Purpose: The aim of this study was to present the strategy of a one-stage repair of Hirschsprung's Disease (HD) performed via a transanal approach.
Methods: Ten consecutive neonates and one toddler underwent transanal repair for biopsy-proven HD. A rectosigmoid transition zone was suggested by contrast enema in all patients. The mean age at operation for the neonates was 4 days. A mucosal dissection was begun 0.5 cm proximal to the dentate line. Once the correct plane was established, up to 15 cm of bowel can be resected without ligating vessels or performing a transabdominal dissection. The proximal extent of dissection was delineated by the presence of ganglion cells seen on frozen section analysis.
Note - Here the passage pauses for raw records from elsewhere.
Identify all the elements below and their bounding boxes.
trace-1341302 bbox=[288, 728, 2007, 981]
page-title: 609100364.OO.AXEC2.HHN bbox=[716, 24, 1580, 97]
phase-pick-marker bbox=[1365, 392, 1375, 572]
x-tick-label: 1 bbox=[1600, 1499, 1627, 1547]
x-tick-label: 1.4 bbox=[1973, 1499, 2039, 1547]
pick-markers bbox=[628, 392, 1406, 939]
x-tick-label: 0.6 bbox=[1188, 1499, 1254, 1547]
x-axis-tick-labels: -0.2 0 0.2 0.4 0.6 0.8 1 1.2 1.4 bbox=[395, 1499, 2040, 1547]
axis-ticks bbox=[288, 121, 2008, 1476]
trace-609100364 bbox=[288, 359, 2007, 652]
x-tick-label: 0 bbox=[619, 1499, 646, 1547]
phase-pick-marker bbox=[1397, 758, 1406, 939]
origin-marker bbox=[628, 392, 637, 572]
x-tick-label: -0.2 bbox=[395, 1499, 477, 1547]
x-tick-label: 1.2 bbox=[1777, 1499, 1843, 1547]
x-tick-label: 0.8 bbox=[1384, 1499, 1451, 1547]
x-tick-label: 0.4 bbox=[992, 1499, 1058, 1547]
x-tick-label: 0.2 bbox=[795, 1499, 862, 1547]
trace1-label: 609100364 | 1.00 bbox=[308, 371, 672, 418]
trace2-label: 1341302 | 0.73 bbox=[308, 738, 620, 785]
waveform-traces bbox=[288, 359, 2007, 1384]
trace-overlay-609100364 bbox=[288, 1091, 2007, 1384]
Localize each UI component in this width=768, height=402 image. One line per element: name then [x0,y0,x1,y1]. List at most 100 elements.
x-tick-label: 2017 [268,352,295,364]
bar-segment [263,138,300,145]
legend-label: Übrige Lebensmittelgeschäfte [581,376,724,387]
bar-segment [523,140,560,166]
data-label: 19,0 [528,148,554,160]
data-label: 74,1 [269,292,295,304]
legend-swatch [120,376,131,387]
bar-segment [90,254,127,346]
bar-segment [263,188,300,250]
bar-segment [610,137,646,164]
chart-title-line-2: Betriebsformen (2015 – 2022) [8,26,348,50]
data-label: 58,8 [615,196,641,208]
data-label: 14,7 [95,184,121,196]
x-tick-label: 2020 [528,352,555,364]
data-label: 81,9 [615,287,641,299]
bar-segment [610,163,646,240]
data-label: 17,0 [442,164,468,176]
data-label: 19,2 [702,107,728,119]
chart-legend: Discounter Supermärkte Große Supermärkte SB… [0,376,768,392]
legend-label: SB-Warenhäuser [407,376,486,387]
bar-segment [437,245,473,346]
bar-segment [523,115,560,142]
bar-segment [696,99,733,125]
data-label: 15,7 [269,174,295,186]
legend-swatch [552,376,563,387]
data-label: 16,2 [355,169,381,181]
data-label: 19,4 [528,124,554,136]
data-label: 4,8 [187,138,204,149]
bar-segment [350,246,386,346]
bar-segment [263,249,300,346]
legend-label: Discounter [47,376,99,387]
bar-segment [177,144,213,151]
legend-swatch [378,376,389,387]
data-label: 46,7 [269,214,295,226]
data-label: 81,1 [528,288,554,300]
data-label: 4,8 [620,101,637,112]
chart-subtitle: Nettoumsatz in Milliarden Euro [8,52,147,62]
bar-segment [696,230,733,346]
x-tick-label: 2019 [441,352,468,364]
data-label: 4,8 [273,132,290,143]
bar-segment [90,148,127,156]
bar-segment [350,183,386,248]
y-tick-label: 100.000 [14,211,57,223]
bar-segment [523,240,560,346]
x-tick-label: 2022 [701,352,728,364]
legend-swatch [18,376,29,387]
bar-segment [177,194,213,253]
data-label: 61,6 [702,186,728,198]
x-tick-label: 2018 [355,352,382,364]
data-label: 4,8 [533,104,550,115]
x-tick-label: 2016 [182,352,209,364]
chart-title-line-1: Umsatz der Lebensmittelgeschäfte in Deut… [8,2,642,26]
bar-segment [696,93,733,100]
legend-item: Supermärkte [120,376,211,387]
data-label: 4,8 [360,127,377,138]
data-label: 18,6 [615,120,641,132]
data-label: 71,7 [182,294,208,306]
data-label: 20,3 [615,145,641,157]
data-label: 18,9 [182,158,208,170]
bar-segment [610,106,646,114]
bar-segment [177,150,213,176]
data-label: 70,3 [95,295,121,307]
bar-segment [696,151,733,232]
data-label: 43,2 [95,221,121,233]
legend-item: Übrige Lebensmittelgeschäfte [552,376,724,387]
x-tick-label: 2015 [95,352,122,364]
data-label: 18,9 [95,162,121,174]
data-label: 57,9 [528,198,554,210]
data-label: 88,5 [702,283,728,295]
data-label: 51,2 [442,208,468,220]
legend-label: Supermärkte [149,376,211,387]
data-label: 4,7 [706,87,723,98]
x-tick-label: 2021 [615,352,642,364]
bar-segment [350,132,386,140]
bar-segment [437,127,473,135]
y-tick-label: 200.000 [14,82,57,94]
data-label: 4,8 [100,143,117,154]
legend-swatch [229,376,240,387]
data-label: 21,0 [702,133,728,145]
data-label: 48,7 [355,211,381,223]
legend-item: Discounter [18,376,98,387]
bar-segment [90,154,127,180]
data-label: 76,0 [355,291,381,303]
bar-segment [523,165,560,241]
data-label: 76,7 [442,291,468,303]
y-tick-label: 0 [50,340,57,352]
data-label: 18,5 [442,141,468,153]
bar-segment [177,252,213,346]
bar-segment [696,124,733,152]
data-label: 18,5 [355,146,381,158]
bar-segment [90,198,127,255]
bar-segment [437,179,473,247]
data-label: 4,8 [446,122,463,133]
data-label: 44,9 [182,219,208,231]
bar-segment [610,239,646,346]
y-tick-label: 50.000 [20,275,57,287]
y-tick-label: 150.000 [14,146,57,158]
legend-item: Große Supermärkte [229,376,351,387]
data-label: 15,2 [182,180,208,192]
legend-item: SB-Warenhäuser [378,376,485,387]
Results: The mean operating time was 105 minutes. There were no intraoperative or postoperative complications. All children had the presence of ganglion cells confirmed postoperatively on permanent sections. The mean hospital stay was 2 days. All children averaged three to six bowel movements per day without oral or enema therapy.
Conclusions: The perineal one-stage operative pull-through (POOP) procedure for Hirschsprung's disease is a quick and easy adaptation of a well-described technique of transanal mucosectomy. Long-term follow-up will be required to determine whether bowel function is better that that seen after traditional staged repairs.